Jin Cantik Menari Pada Purnama ke-14


JIN CANTIK MENARI
DI PURNAMA KE 14
          Danau Pancikong membentang luas. Permukaan airnya berwarna biru bersih dan bening. Sejauh mata memandang, tak seorang pun terlihat di daerah perairan enam belas  hektar itu. Hanya aku sendiri berperahu karet menyusuri pepohonan angsana di tepi danau. Saat itu jam di tanganku sudah menunjukkan angka 16.45 Waktu Indonesia Timur. Berbeda dua jam dengan Jakarta, wilayah Indonesia bagian barat. Kala itu, Jakarta baru jam 14.45 WIB.
          Mengapa aku sampai di Danau Pancikong, Biak, Papua ini, aku sendiri tidak tahu. Namun perintah gaib telah mendorong aku datang ke pulau di seberang utara Pulau Irian Barat ini. Ayahku yang sudah lima tahun wafat, tengah malam hari Jumat Kliwon, 28 September 2012, datang dalam impianku. Ayahku meminta aku datang ke Danau Pancikong di Pulau Biak, Papua. Di tepi danau indah itu, ada kerajaan gaib dan kerajaan itu harus aku temukan. Juga dengan cara ginaib. Pintunya ada sebelah timur danau dan aku diperintahkan ayahku masuk melalui pintu itu. Setelah bisa masuk ke dalam keraton megah itu, harus harus menemui Raja Abdurrahman Amrullah, jin penguasa kerajaan dan meminta batu mulia King Safir ukuran sebesar kelapa dan dibawa keluar kerajaan. Bahkan disimpat di rumahku di Jakarta Timur sebagai jimat keramat.
          Tadinya mimpi ini aku abaikan saja. Pikirku, mimpi adalah kembang tidur dan tetaplah sebagai mimpi. Namun, besok malamnya, mimpi yang sama muncul lagi. Ayahku datang lagi dan meminta aku segera ke Danau Pancikong di Biak.
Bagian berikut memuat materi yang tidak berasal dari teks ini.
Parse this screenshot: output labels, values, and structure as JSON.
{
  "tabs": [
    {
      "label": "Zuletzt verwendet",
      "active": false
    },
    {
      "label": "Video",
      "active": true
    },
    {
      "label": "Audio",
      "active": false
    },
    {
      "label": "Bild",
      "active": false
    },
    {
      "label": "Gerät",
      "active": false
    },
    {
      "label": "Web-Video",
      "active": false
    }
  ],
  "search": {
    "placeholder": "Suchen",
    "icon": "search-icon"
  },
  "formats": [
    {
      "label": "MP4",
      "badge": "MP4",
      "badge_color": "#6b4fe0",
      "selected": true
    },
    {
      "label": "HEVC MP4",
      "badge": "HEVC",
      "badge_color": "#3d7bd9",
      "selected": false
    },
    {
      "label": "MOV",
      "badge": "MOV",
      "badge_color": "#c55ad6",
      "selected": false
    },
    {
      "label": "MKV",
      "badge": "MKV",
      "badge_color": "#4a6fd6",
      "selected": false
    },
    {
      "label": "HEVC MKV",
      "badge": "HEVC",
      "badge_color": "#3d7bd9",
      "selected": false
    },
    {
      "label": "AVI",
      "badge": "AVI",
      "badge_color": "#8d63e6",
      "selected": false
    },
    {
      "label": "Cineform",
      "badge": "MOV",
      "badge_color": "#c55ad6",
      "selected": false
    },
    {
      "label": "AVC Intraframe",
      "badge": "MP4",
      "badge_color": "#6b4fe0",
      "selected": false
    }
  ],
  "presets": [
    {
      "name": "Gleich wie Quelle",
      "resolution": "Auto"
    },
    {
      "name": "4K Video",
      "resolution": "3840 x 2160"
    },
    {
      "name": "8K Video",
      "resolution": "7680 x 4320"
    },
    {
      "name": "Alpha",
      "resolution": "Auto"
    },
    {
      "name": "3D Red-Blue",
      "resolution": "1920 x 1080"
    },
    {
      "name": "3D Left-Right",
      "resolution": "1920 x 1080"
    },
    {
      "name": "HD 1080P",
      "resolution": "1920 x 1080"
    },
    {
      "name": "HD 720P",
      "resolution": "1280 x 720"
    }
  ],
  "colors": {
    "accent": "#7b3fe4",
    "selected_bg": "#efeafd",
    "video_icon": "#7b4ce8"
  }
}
Malam itu adalah malam Sabtu Legi, 29 September 2012. Pada tanggal 2 Oktober 2012, Malam Selasa Wage, aku bermimpi lagi. Mimpi itu tetap sama, ayahku datang lagi dari alam kubur untuk memerintahkan aku terbang ke Biak dan masuk ke Danau Pancikong.
          Karena mimpi ini selalu sama dan  datang berulan g kali, maka aku mendatangi  guru spiritualku Ning Cicih Gunung Muria di Jakarta Selatan. Kuungkapkan impianku ini kepadanya dan aku meminta petunjuk dari pranormal mumpuni ini dalam persoalan  mimpi itu. Ning Cicih Gunung Muri langsung masuk kamar gelap sambil menarik tangan kiriku. “Ayo kita ritul, aku akan berdialog dengan arwah ayahmu, menanyakan mengapa perintah ke Danau Pancikong di Biak, Papua itu berulang kali dibisikkan kepada anak perempuannya. Bukan ke anak lelakinya,” kata Nin g Cicih Gunung Muria, kepadaku, di rumahnya yang wingit di dekat pemakaman  Mahkota Dara di Limo, Cinere, Jakarta Selatan.
          Aku mengikuti Ning Cicih Gunung Muria ke kamar gelapnya. Kamar tanpa lampu sedikitpun dan hanya ada batu bara dupa yang menyala  dan bau kemenyan Arab yang menyengat. Setelah satu jam berkomat kamit dan aku berkonsentrasi membayangkan wajah ayahku di saat datang dalam impian, tiba-tiba suara geburbrak mengejutkan aku. Sementara aku mendengar suara lamat-lamat Ning Cicih Gunung Muria membaca mantra sakti mandraguna pemanggil arwah.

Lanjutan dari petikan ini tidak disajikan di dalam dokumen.